La casa Juncosa es uno de los edificios modernistas de mayor calidad de la ciudad, introduciendo una serie de novedades que influirán en construcciones posteriores.
El edificio ocupa la parte delantera del solar, disponiéndose un jardín en la posterior. Consta de cinco plantas, más sótano y desván, contando con un patio de luces central que ilumina la escalera, y dos patios laterales entre las medianerías. La construcción responde a la tipología de edificio de viviendas, siendo el piso principal de mayores dimensiones, reservándose para los propietarios, distribuyéndose el resto en dos viviendas por planta, para alquilar. Algunas reformas han modificado los interiores pero conserva lo principal de la decoración original en el zaguán, la caja de escaleras y el piso principal.
La fachada principal presenta una composición simétrica a partir de un eje central que dota al conjunto de movimiento ascensional y está formado por la portada, la fila de miradores y el remate en piñón escalonado de la crestería, que rompe con el tradicional alero. A ambos lados del eje se disponen balcones, corridos en las plantas centrales, individuales en la baja, y ventanales en la superior. La decoración se concentra especialmente alrededor de los vanos, en la rejería y en la crestería, usando motivos vegetales, flores y líneas onduladas en diversas composiciones. El diseño de la fachada muestra influencias del Modernismo catalán.
La fachada combina en su fábrica piedra y ladrillo revestido imitando aparejo de sillería. La composición queda organizada por la fila central de miradores muy volados y con rejería muy decorativa que alojaba cristales que reforzaban el carácter modernista del conjunto. En la planta baja, centrada, se abre la portada en arco carpanel que tiene a ambos lados columnas anilladas entre las que abren balcones con cancelas de forja; los pisos superiores presentan una composición semejante, con sendos balcones a los lados del mirador; en el último piso el mirador se transforma en balcón, quedando flanqueado por ventanales; los balcones del piso principal tienen un original diseño y gran amplitud del vano. La fachada remata con una crestería muy decorada que presenta un piñón escalonado en el centro.

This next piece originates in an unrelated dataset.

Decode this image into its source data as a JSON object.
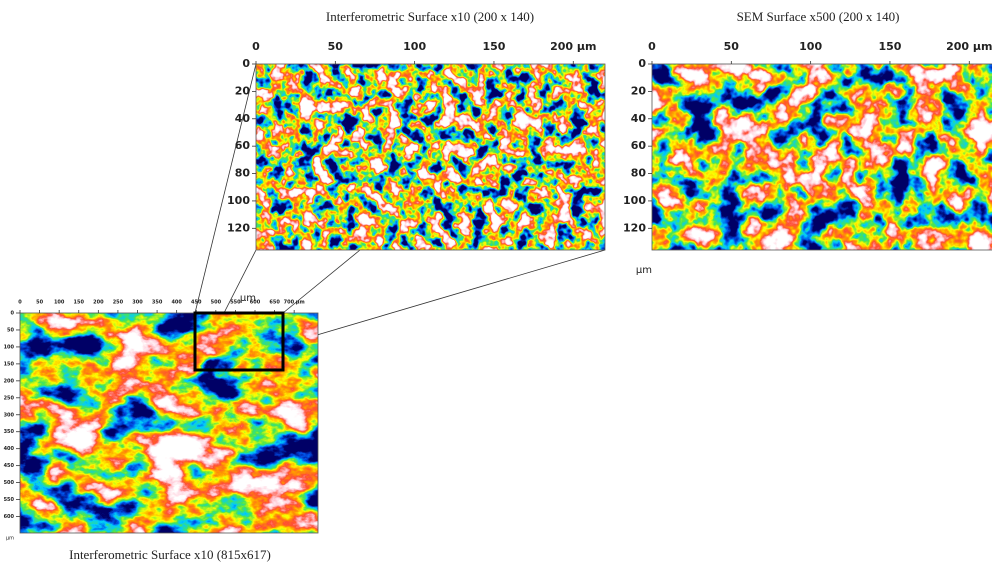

La decoración invade toda la fachada, destacando en torno a los vanos y en la rejería, haciéndose más ligera en los pisos superiores y volviendo a concentrarse en la crestería. Los motivos empleados son hojas, flores y líneas onduladas formando tallos estilizados o composiciones geométricas, alternando formas carnosas con otras de menor relieve.
En el interior, la tabiquería está realizada con ladrillo y en la estructura se usaron columnas de fundición que quedan vistas en el piso principal, mostrando un tratamiento y disposición tradicional. En la planta baja, el zaguán da paso a la escalera central que comunica los distintos pisos; el principal está ocupado por una sola vivienda, con los salones en la crujía delantera; el resto de pisos se organiza en dos viviendas con un alargado pasillo que distribuye las habitaciones desde la fachada delantera a la del jardín.
La decoración original se concentra especialmente en la planta noble: los salones delanteros conservan las yeserías del techo, la carpintería de puertas, las vidrieras, las chimeneas y las columnas de fundición, mostrando diseños modernistas con flores, molduras sinuosas y motivos vegetales que incrementan su valor ornamental con el rico colorido de las vidrieras y el mármol de las chimeneas, a lo que se sumaba la policromía de las yeserías, hoy desaparecida. En la caja de escaleras destacan los rellanos, con puertas diseñadas con temas orgánicos, estando más decoradas las del piso principal, en arco trilobulado y con capiteles florales, igual que los vanos que las flanquean; en los tramos de escaleras se disponen vidrieras coloristas con temas vegetales. El zaguán presenta decoración de temas vegetales y florales en el techo, en las columnas y arco de acceso a la escalera y en los estucos aplantillados de la zona superior de los muros.